Skyrafal, popieram.
Marcowy:
"Wyjątkowo tragiczna wydaje się sytuacja kogoś, kto po prostu lubi swoją dotychczasową pracę, żyje nią, a w nowym miejscu nie ma szans jej wykonywać. On to się raczej nie będzie umiał przekwalifikować na twórcę ludowego czy producenta regionalnych napitków."
-Zgadzam się, jest to postać tragiczna i nie wiadomo czego mu bardziej współczuć -żony czy Bóg wie czego. Bo taka osoba nigdy nie zdecyduje się na przeprowadzkę w Bieszczady z własnej woli. A jeżeli podjął tą decyzję zmuszony różnymi czynnikami -wówczas ten przypadek nie podlega naszej analizie bo nie pasuje do tematu wątku.
"Chodzi mi tutaj np. o człowieka w wieku 40+ czy 50+, który był w swoim fachu specjalistą, a tu nagle w nowym środowisku zostaje pszczelarzem-amatorem, bo małżonka zamarzyła sobie spacery po rannej rosie na własnej łące"
-Jak wyżej. Postać tragiczna, która nigdy nie odnajdzie się w Bieszczadach :)
"Są też wyjątkowi zwyrodnialcy, którzy cierpią, gdy nie pójdą co jakiś czas do muzeum, teatru czy filharmonii."
-Jak wyżej :) Czy ktoś ich zmusza do wyprowadzki w Bieszczady? Ten kto się wyprowadził wedle tytułowej -ziemi obiecanej -gwarantuję, że nie miał takich dylematów. Co do bibliotek -wiele ludzi także w Bieszczadach ma wiele wspaniałych książek, w schroniskach półki walą się od mądrych książek różnej maści.
"to internet i telewizja potem nie wystarczą"

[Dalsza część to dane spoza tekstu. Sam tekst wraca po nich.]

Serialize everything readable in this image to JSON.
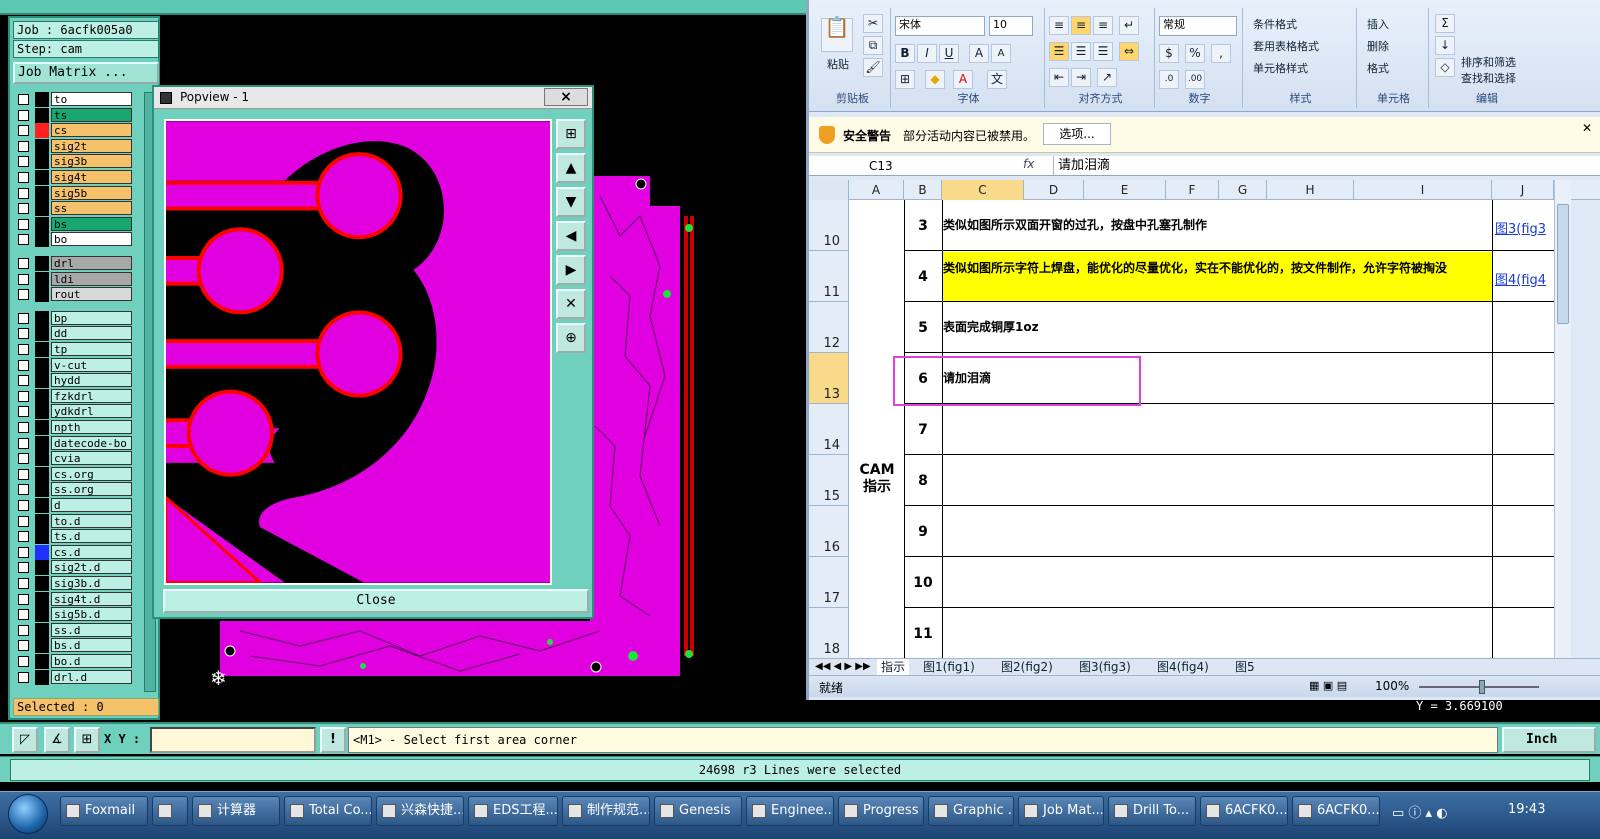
{
  "genesis": {
    "job_label": "Job : 6acfk005a0",
    "step_label": "Step: cam",
    "job_matrix_label": "Job Matrix ...",
    "selected_label": "Selected : 0",
    "layers": [
      {
        "name": "to",
        "bg": "#ffffff",
        "color": "#000000"
      },
      {
        "name": "ts",
        "bg": "#1aa66f",
        "color": "#000000"
      },
      {
        "name": "cs",
        "bg": "#f5c26b",
        "color": "#ff2020"
      },
      {
        "name": "sig2t",
        "bg": "#f5c26b",
        "color": "#000000"
      },
      {
        "name": "sig3b",
        "bg": "#f5c26b",
        "color": "#000000"
      },
      {
        "name": "sig4t",
        "bg": "#f5c26b",
        "color": "#000000"
      },
      {
        "name": "sig5b",
        "bg": "#f5c26b",
        "color": "#000000"
      },
      {
        "name": "ss",
        "bg": "#f5c26b",
        "color": "#000000"
      },
      {
        "name": "bs",
        "bg": "#1aa66f",
        "color": "#000000"
      },
      {
        "name": "bo",
        "bg": "#ffffff",
        "color": "#000000"
      },
      {
        "name": "drl",
        "bg": "#a8a8a8",
        "color": "#000000"
      },
      {
        "name": "ldi",
        "bg": "#a8a8a8",
        "color": "#000000"
      },
      {
        "name": "rout",
        "bg": "#d8d8d8",
        "color": "#000000"
      },
      {
        "name": "bp",
        "bg": "#bdf0e4",
        "color": "#000000"
      },
      {
        "name": "dd",
        "bg": "#bdf0e4",
        "color": "#000000"
      },
      {
        "name": "tp",
        "bg": "#bdf0e4",
        "color": "#000000"
      },
      {
        "name": "v-cut",
        "bg": "#bdf0e4",
        "color": "#000000"
      },
      {
        "name": "hydd",
        "bg": "#bdf0e4",
        "color": "#000000"
      },
      {
        "name": "fzkdrl",
        "bg": "#bdf0e4",
        "color": "#000000"
      },
      {
        "name": "ydkdrl",
        "bg": "#bdf0e4",
        "color": "#000000"
      },
      {
        "name": "npth",
        "bg": "#bdf0e4",
        "color": "#000000"
      },
      {
        "name": "datecode-bo",
        "bg": "#bdf0e4",
        "color": "#000000"
      },
      {
        "name": "cvia",
        "bg": "#bdf0e4",
        "color": "#000000"
      },
      {
        "name": "cs.org",
        "bg": "#bdf0e4",
        "color": "#000000"
      },
      {
        "name": "ss.org",
        "bg": "#bdf0e4",
        "color": "#000000"
      },
      {
        "name": "d",
        "bg": "#bdf0e4",
        "color": "#000000"
      },
      {
        "name": "to.d",
        "bg": "#bdf0e4",
        "color": "#000000"
      },
      {
        "name": "ts.d",
        "bg": "#bdf0e4",
        "color": "#000000"
      },
      {
        "name": "cs.d",
        "bg": "#bdf0e4",
        "color": "#2030ff"
      },
      {
        "name": "sig2t.d",
        "bg": "#bdf0e4",
        "color": "#000000"
      },
      {
        "name": "sig3b.d",
        "bg": "#bdf0e4",
        "color": "#000000"
      },
      {
        "name": "sig4t.d",
        "bg": "#bdf0e4",
        "color": "#000000"
      },
      {
        "name": "sig5b.d",
        "bg": "#bdf0e4",
        "color": "#000000"
      },
      {
        "name": "ss.d",
        "bg": "#bdf0e4",
        "color": "#000000"
      },
      {
        "name": "bs.d",
        "bg": "#bdf0e4",
        "color": "#000000"
      },
      {
        "name": "bo.d",
        "bg": "#bdf0e4",
        "color": "#000000"
      },
      {
        "name": "drl.d",
        "bg": "#bdf0e4",
        "color": "#000000"
      }
    ],
    "popview": {
      "title": "Popview - 1",
      "close_x": "×",
      "close_label": "Close"
    },
    "xy_label": "X Y :",
    "prompt_text": "<M1> - Select first area corner",
    "unit_label": "Inch",
    "y_readout": "Y = 3.669100",
    "message": "24698 r3 Lines were selected"
  },
  "excel": {
    "font_name": "宋体",
    "font_size": "10",
    "number_format": "常规",
    "paste_label": "粘贴",
    "group_labels": [
      "剪贴板",
      "字体",
      "对齐方式",
      "数字",
      "样式",
      "单元格",
      "编辑"
    ],
    "styles_items": [
      "条件格式",
      "套用表格格式",
      "单元格样式"
    ],
    "cells_items": [
      "插入",
      "删除",
      "格式"
    ],
    "edit_items": [
      "排序和筛选",
      "查找和选择"
    ],
    "security_title": "安全警告",
    "security_text": "部分活动内容已被禁用。",
    "security_button": "选项...",
    "name_box": "C13",
    "fx_label": "fx",
    "formula_text": "请加泪滴",
    "columns": [
      "A",
      "B",
      "C",
      "D",
      "E",
      "F",
      "G",
      "H",
      "I",
      "J"
    ],
    "row_headers": [
      "10",
      "11",
      "12",
      "13",
      "14",
      "15",
      "16",
      "17",
      "18"
    ],
    "rows": [
      {
        "no": "3",
        "text": "类似如图所示双面开窗的过孔，按盘中孔塞孔制作",
        "link": "图3(fig3"
      },
      {
        "no": "4",
        "text": "类似如图所示字符上焊盘，能优化的尽量优化，实在不能优化的，按文件制作，允许字符被掏没",
        "link": "图4(fig4"
      },
      {
        "no": "5",
        "text": "表面完成铜厚1oz",
        "link": ""
      },
      {
        "no": "6",
        "text": "请加泪滴",
        "link": ""
      },
      {
        "no": "7",
        "text": "",
        "link": ""
      },
      {
        "no": "8",
        "text": "",
        "link": ""
      },
      {
        "no": "9",
        "text": "",
        "link": ""
      },
      {
        "no": "10",
        "text": "",
        "link": ""
      },
      {
        "no": "11",
        "text": "",
        "link": ""
      }
    ],
    "section_label": "CAM\n指示",
    "sheet_tabs": [
      "指示",
      "图1(fig1)",
      "图2(fig2)",
      "图3(fig3)",
      "图4(fig4)",
      "图5"
    ],
    "status_ready": "就绪",
    "zoom": "100%"
  },
  "taskbar": {
    "items": [
      "Foxmail",
      "",
      "计算器",
      "Total Co...",
      "兴森快捷...",
      "EDS工程...",
      "制作规范...",
      "Genesis",
      "Enginee...",
      "Progress",
      "Graphic ...",
      "Job Mat...",
      "Drill To...",
      "6ACFK0...",
      "6ACFK0..."
    ],
    "clock": "19:43"
  }
}
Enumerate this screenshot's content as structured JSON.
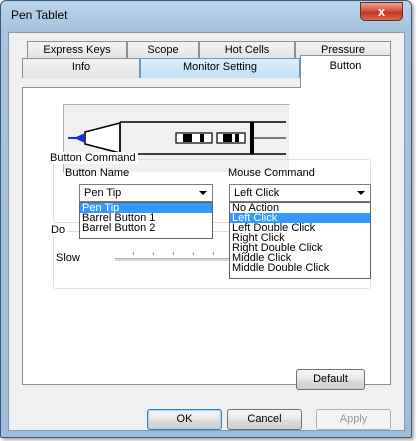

-Gdy przychodzą mi na myśl zapaleńcy bieszczadcy -w ich domach absolutnie nie ma telewizorni, mniej więcej połowa z nich korzysta z internetu (sporadycznie) a część prawie w ogóle nie ma prądu (prawie, bo mają solary które starczają raczej na bardziej przyziemne rzeczy). Czasem ciężko jest to sobie ludziom z miasta wyobrazić.